- Russian bombing of Donetsk Academic Regional Drama Theater in Mariupol took place on March 16.
- It stands out as the single deadliest known attack against civilians to date.
- A report has found evidence that the attack was in fact far deadlier than estimated.
She stood in just her bathrobe in the freezing basement of the Mariupol theater, coated in white plaster dust shaken loose by the explosion. Her husband tugged at her to leave and begged her to cover her eyes.
But she couldn’t help it — Oksana Syomina looked. And to this day, she wishes she hadn’t. Bodies were strewn everywhere, including those of children. By the main exit, a little girl lay still on the floor.
Syomina had to step on the dead to escape the building that had served as the Ukrainian city’s main bomb shelter for more than a week. The wounded screamed, as did those trying to find loved ones. Syomina, her husband, and about 30 others ran blindly toward the sea and up the shore for almost five miles (eight kilometers) without stopping, the theater in ruins behind them.
“All the people are still under the rubble because the rubble is still there — no one dug them up,” Syomina said, weeping at the memory. “This is one big mass grave.”
Amid all the horrors that have unfolded in the war on Ukraine, the Russian bombing of the Donetsk Academic Regional Drama Theater in Mariupol on March 16 stands out as the single deadliest known attack against civilians to date. An Associated Press investigation has found evidence that the attack was in fact far deadlier than estimated, killing closer to 600 people inside and outside the building. That’s almost double the death toll cited so far, and many survivors put the number even higher.
The AP investigation recreated what happened inside the theater on that day from the accounts of 23 survivors, rescuers, and people intimately familiar with its new life as a bomb shelter. The AP also drew on two sets of floor plans of the theater, photos, and video taken inside before, during, and after that day, and feedback from experts who reviewed the methodology.
With communications severed, people coming and going constantly, and memories blurred by trauma, an exact toll is impossible to determine. The government estimated early on that about 300 people died and has since opened a war crimes investigation, according to a document obtained by the AP.

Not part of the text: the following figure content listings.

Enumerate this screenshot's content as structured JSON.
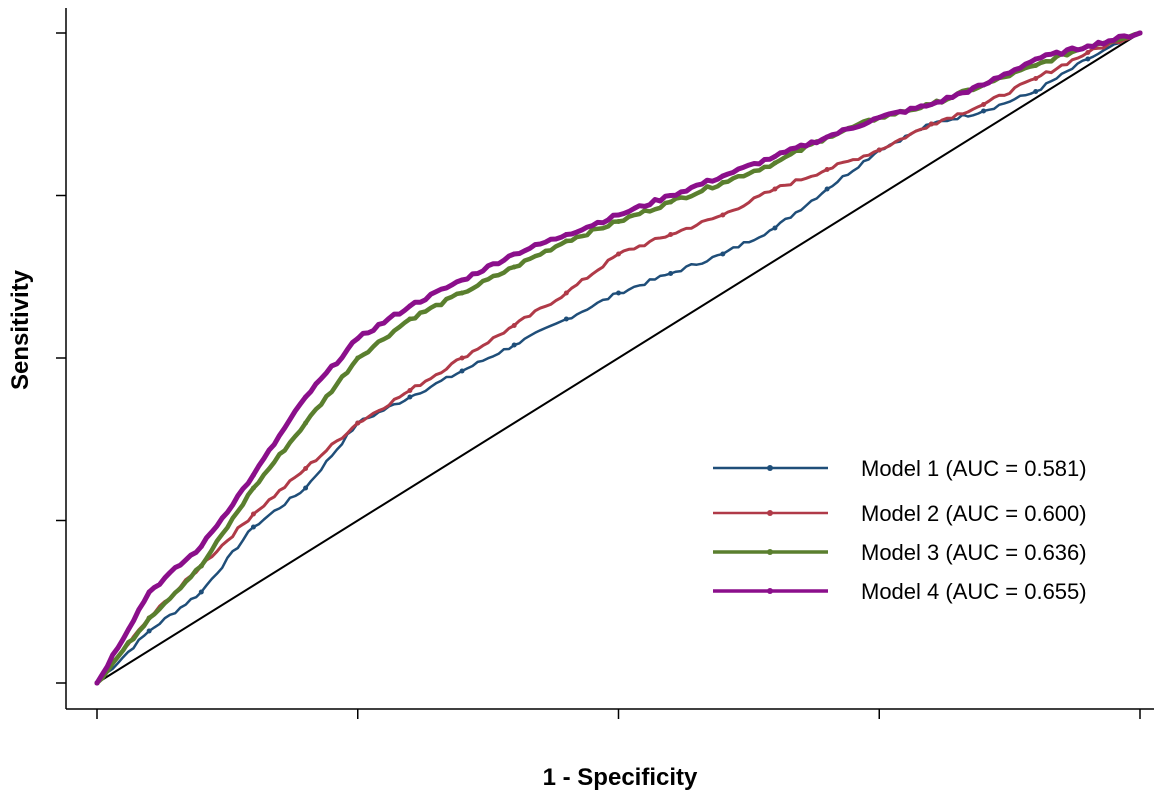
{
  "chart_data": {
    "type": "line",
    "title": "",
    "xlabel": "1 - Specificity",
    "ylabel": "Sensitivity",
    "xlim": [
      0,
      1
    ],
    "ylim": [
      0,
      1
    ],
    "x_ticks": [
      0,
      0.25,
      0.5,
      0.75,
      1
    ],
    "y_ticks": [
      0,
      0.25,
      0.5,
      0.75,
      1
    ],
    "tick_labels_shown": false,
    "grid": false,
    "legend_position": "bottom-right",
    "reference_line": {
      "color": "#000000",
      "points": [
        [
          0,
          0
        ],
        [
          1,
          1
        ]
      ]
    },
    "series": [
      {
        "name": "Model 1 (AUC = 0.581)",
        "color": "#1f4e79",
        "points": [
          [
            0,
            0
          ],
          [
            0.05,
            0.08
          ],
          [
            0.1,
            0.14
          ],
          [
            0.15,
            0.24
          ],
          [
            0.2,
            0.3
          ],
          [
            0.25,
            0.4
          ],
          [
            0.3,
            0.44
          ],
          [
            0.35,
            0.48
          ],
          [
            0.4,
            0.52
          ],
          [
            0.45,
            0.56
          ],
          [
            0.5,
            0.6
          ],
          [
            0.55,
            0.63
          ],
          [
            0.6,
            0.66
          ],
          [
            0.65,
            0.7
          ],
          [
            0.7,
            0.76
          ],
          [
            0.75,
            0.82
          ],
          [
            0.8,
            0.86
          ],
          [
            0.85,
            0.88
          ],
          [
            0.9,
            0.91
          ],
          [
            0.95,
            0.96
          ],
          [
            1,
            1
          ]
        ]
      },
      {
        "name": "Model 2 (AUC = 0.600)",
        "color": "#b03a48",
        "points": [
          [
            0,
            0
          ],
          [
            0.05,
            0.1
          ],
          [
            0.1,
            0.18
          ],
          [
            0.15,
            0.26
          ],
          [
            0.2,
            0.33
          ],
          [
            0.25,
            0.4
          ],
          [
            0.3,
            0.45
          ],
          [
            0.35,
            0.5
          ],
          [
            0.4,
            0.55
          ],
          [
            0.45,
            0.6
          ],
          [
            0.5,
            0.66
          ],
          [
            0.55,
            0.69
          ],
          [
            0.6,
            0.72
          ],
          [
            0.65,
            0.76
          ],
          [
            0.7,
            0.79
          ],
          [
            0.75,
            0.82
          ],
          [
            0.8,
            0.86
          ],
          [
            0.85,
            0.89
          ],
          [
            0.9,
            0.93
          ],
          [
            0.95,
            0.97
          ],
          [
            1,
            1
          ]
        ]
      },
      {
        "name": "Model 3 (AUC = 0.636)",
        "color": "#5a7f2e",
        "points": [
          [
            0,
            0
          ],
          [
            0.05,
            0.1
          ],
          [
            0.1,
            0.18
          ],
          [
            0.15,
            0.3
          ],
          [
            0.2,
            0.4
          ],
          [
            0.25,
            0.5
          ],
          [
            0.3,
            0.56
          ],
          [
            0.35,
            0.6
          ],
          [
            0.4,
            0.64
          ],
          [
            0.45,
            0.68
          ],
          [
            0.5,
            0.71
          ],
          [
            0.55,
            0.74
          ],
          [
            0.6,
            0.77
          ],
          [
            0.65,
            0.8
          ],
          [
            0.7,
            0.84
          ],
          [
            0.75,
            0.87
          ],
          [
            0.8,
            0.89
          ],
          [
            0.85,
            0.92
          ],
          [
            0.9,
            0.95
          ],
          [
            0.95,
            0.98
          ],
          [
            1,
            1
          ]
        ]
      },
      {
        "name": "Model 4 (AUC = 0.655)",
        "color": "#8b0f8b",
        "points": [
          [
            0,
            0
          ],
          [
            0.05,
            0.14
          ],
          [
            0.1,
            0.21
          ],
          [
            0.15,
            0.32
          ],
          [
            0.2,
            0.44
          ],
          [
            0.25,
            0.53
          ],
          [
            0.3,
            0.58
          ],
          [
            0.35,
            0.62
          ],
          [
            0.4,
            0.66
          ],
          [
            0.45,
            0.69
          ],
          [
            0.5,
            0.72
          ],
          [
            0.55,
            0.75
          ],
          [
            0.6,
            0.78
          ],
          [
            0.65,
            0.81
          ],
          [
            0.7,
            0.84
          ],
          [
            0.75,
            0.87
          ],
          [
            0.8,
            0.89
          ],
          [
            0.85,
            0.92
          ],
          [
            0.9,
            0.96
          ],
          [
            0.95,
            0.98
          ],
          [
            1,
            1
          ]
        ]
      }
    ]
  }
}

AP journalists arrived at a much higher number through the reconstruction of a 3D model of the building’s floorplan reviewed repeatedly by direct witnesses, most from within the theater, who described in detail where people were sheltering.
All the witnesses said at least 100 people were at a field kitchen just outside, and none survived. They also said the rooms and hallways inside the building were packed, with about one person for every 3 square meters of free space.

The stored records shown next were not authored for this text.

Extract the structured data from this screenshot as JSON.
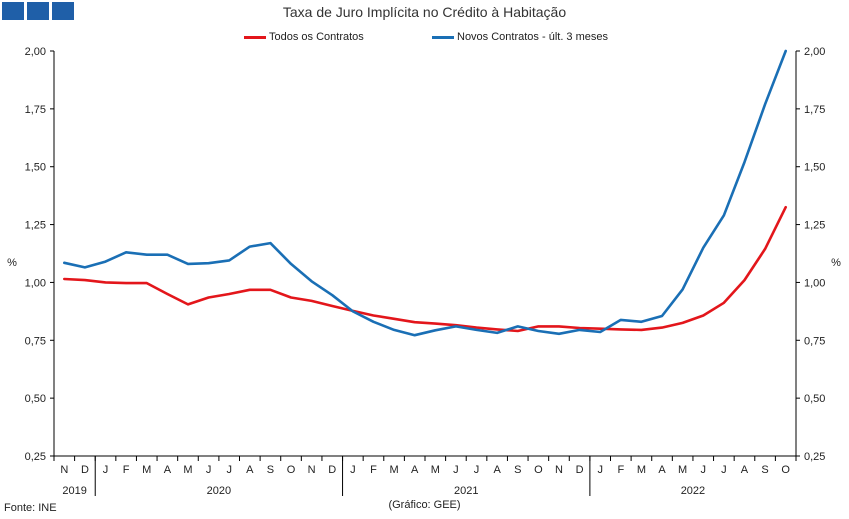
{
  "chart_data": {
    "type": "line",
    "title": "Taxa de Juro Implícita no Crédito à Habitação",
    "source": "Fonte: INE",
    "credit": "(Gráfico: GEE)",
    "ylabel_left": "%",
    "ylabel_right": "%",
    "ylim": [
      0.25,
      2.0
    ],
    "yticks": [
      "0,25",
      "0,50",
      "0,75",
      "1,00",
      "1,25",
      "1,50",
      "1,75",
      "2,00"
    ],
    "ytick_values": [
      0.25,
      0.5,
      0.75,
      1.0,
      1.25,
      1.5,
      1.75,
      2.0
    ],
    "grid": false,
    "legend_position": "top",
    "months": [
      "N",
      "D",
      "J",
      "F",
      "M",
      "A",
      "M",
      "J",
      "J",
      "A",
      "S",
      "O",
      "N",
      "D",
      "J",
      "F",
      "M",
      "A",
      "M",
      "J",
      "J",
      "A",
      "S",
      "O",
      "N",
      "D",
      "J",
      "F",
      "M",
      "A",
      "M",
      "J",
      "J",
      "A",
      "S",
      "O"
    ],
    "years": [
      {
        "label": "2019",
        "start": 0,
        "end": 2
      },
      {
        "label": "2020",
        "start": 2,
        "end": 14
      },
      {
        "label": "2021",
        "start": 14,
        "end": 26
      },
      {
        "label": "2022",
        "start": 26,
        "end": 36
      }
    ],
    "series": [
      {
        "name": "Todos os Contratos",
        "color": "#e3161b",
        "values": [
          1.015,
          1.01,
          1.0,
          0.997,
          0.997,
          0.95,
          0.905,
          0.935,
          0.95,
          0.968,
          0.968,
          0.935,
          0.92,
          0.898,
          0.877,
          0.857,
          0.843,
          0.828,
          0.822,
          0.815,
          0.805,
          0.797,
          0.79,
          0.81,
          0.81,
          0.803,
          0.8,
          0.797,
          0.795,
          0.805,
          0.825,
          0.857,
          0.912,
          1.01,
          1.145,
          1.325
        ]
      },
      {
        "name": "Novos Contratos - últ. 3 meses",
        "color": "#1a6fb5",
        "values": [
          1.085,
          1.065,
          1.09,
          1.13,
          1.12,
          1.12,
          1.08,
          1.083,
          1.095,
          1.155,
          1.17,
          1.08,
          1.005,
          0.945,
          0.875,
          0.83,
          0.795,
          0.772,
          0.793,
          0.81,
          0.795,
          0.782,
          0.81,
          0.79,
          0.778,
          0.795,
          0.786,
          0.838,
          0.83,
          0.855,
          0.97,
          1.15,
          1.29,
          1.52,
          1.77,
          2.0
        ]
      }
    ]
  }
}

Many survivors estimated around 1,000 people were inside at the time of the airstrike, but the most anyone saw escape, including rescuers, was around 200. The survivors primarily left through the main exit or one side entrance; the other side and the back were crushed.
The AP investigation also refutes Russian claims that the theater was demolished by Ukrainian forces or served as a Ukrainian military base. None of the witnesses saw Ukrainian soldiers operating inside the building. And not one person doubted that the theater was destroyed in a Russian air attack aimed with precision at a civilian target everyone knew was the city’s largest bomb shelter, with children in it.

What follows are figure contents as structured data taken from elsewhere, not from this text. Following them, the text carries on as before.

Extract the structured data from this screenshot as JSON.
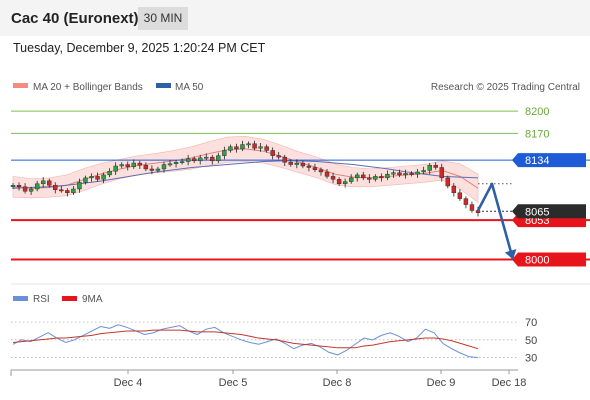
{
  "header": {
    "title": "Cac 40 (Euronext)",
    "timeframe": "30 MIN"
  },
  "datetime": "Tuesday, December 9, 2025 1:20:24 PM CET",
  "legend": {
    "bollinger": "MA 20 + Bollinger Bands",
    "ma50": "MA 50",
    "copyright": "Research © 2025 Trading Central"
  },
  "rsi_legend": {
    "rsi": "RSI",
    "ma": "9MA"
  },
  "colors": {
    "support": "#e8141b",
    "resistance_green": "#7bbf4f",
    "resistance_blue": "#1e5bd6",
    "up_candle": "#2f9e44",
    "down_candle": "#c92a2a",
    "bollinger_fill": "#fbd5d3",
    "ma50": "#5b6fb3",
    "forecast_arrow": "#2f5fa7",
    "rsi": "#6a8fdc",
    "rsi_ma": "#c0392b"
  },
  "chart_data": [
    {
      "type": "candlestick",
      "title": "",
      "x_tick_labels": [
        "Dec 4",
        "Dec 5",
        "Dec 8",
        "Dec 9",
        "Dec 18"
      ],
      "ylim": [
        7975,
        8215
      ],
      "levels": [
        {
          "value": 8200,
          "label": "8200",
          "kind": "resistance",
          "color": "#7bbf4f"
        },
        {
          "value": 8170,
          "label": "8170",
          "kind": "resistance",
          "color": "#7bbf4f"
        },
        {
          "value": 8134,
          "label": "8134",
          "kind": "pivot",
          "color": "#1e5bd6"
        },
        {
          "value": 8053,
          "label": "8053",
          "kind": "support",
          "color": "#e8141b"
        },
        {
          "value": 8000,
          "label": "8000",
          "kind": "support",
          "color": "#e8141b"
        }
      ],
      "last_price": {
        "value": 8065,
        "label": "8065"
      },
      "close_series": [
        8100,
        8098,
        8092,
        8095,
        8102,
        8106,
        8100,
        8094,
        8093,
        8090,
        8095,
        8104,
        8110,
        8112,
        8108,
        8114,
        8119,
        8126,
        8128,
        8125,
        8130,
        8127,
        8122,
        8120,
        8122,
        8128,
        8129,
        8131,
        8132,
        8136,
        8133,
        8137,
        8138,
        8133,
        8140,
        8147,
        8152,
        8149,
        8155,
        8156,
        8150,
        8152,
        8147,
        8140,
        8138,
        8131,
        8128,
        8130,
        8126,
        8124,
        8121,
        8118,
        8112,
        8108,
        8102,
        8105,
        8110,
        8114,
        8110,
        8108,
        8112,
        8110,
        8115,
        8117,
        8114,
        8116,
        8115,
        8118,
        8120,
        8127,
        8124,
        8110,
        8099,
        8090,
        8082,
        8074,
        8066,
        8063
      ],
      "forecast": [
        {
          "step": 0,
          "value": 8066
        },
        {
          "step": 4,
          "value": 8102
        },
        {
          "step": 10,
          "value": 8000
        }
      ],
      "ma50_series": [
        8096,
        8097,
        8098,
        8100,
        8103,
        8106,
        8110,
        8114,
        8118,
        8121,
        8124,
        8126,
        8128,
        8130,
        8132,
        8133,
        8133,
        8132,
        8130,
        8128,
        8125,
        8122,
        8118,
        8115,
        8112,
        8111,
        8110
      ],
      "bollinger_mid": [
        8098,
        8096,
        8097,
        8100,
        8108,
        8116,
        8122,
        8127,
        8130,
        8133,
        8137,
        8143,
        8148,
        8149,
        8146,
        8139,
        8131,
        8124,
        8115,
        8111,
        8110,
        8112,
        8114,
        8116,
        8120,
        8112,
        8096
      ],
      "bollinger_width": [
        14,
        13,
        13,
        14,
        15,
        14,
        13,
        13,
        13,
        14,
        15,
        16,
        17,
        17,
        16,
        15,
        14,
        14,
        14,
        13,
        12,
        12,
        12,
        12,
        13,
        17,
        19
      ]
    },
    {
      "type": "line",
      "title": "",
      "series_names": [
        "RSI",
        "9MA"
      ],
      "ylim": [
        25,
        78
      ],
      "y_ticks": [
        70,
        50,
        30
      ],
      "rsi": [
        45,
        50,
        48,
        53,
        58,
        52,
        47,
        50,
        55,
        60,
        65,
        63,
        67,
        64,
        60,
        56,
        58,
        62,
        64,
        66,
        60,
        56,
        62,
        64,
        58,
        54,
        50,
        47,
        45,
        48,
        51,
        46,
        40,
        44,
        46,
        42,
        36,
        33,
        38,
        45,
        52,
        50,
        55,
        58,
        54,
        48,
        52,
        62,
        58,
        46,
        40,
        35,
        31,
        30
      ],
      "rsi_ma": [
        47,
        48,
        49,
        50,
        51,
        52,
        52,
        53,
        54,
        55,
        57,
        58,
        59,
        60,
        60,
        60,
        61,
        61,
        61,
        61,
        60,
        59,
        59,
        59,
        58,
        57,
        56,
        54,
        52,
        51,
        50,
        48,
        46,
        45,
        44,
        43,
        42,
        41,
        41,
        41,
        43,
        44,
        46,
        48,
        49,
        50,
        51,
        52,
        52,
        51,
        49,
        46,
        43,
        40
      ]
    }
  ]
}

James Gow, a professor of international security at King’s College London, said documenting what happened at the theater is critical to establishing a pattern of crimes against humanity in Ukraine.
“This strong witness testimony will be important in establishing that (Russian illegal) conduct was widespread or systematic,” said Gow, who also served as an expert witness at the U.N. International Criminal Tribunal for the former Yugoslavia.
Mariupol has taken on outsize importance as a symbol of the devastation inflicted by Russian forces and of the resistance from Ukraine. The city’s fate is now hanging in the balance, and officials say around 20,000 civilians died during the Russian siege. With Mariupol cut off from access, many fear the bombing of the theater presages more war crimes that have yet to be discovered.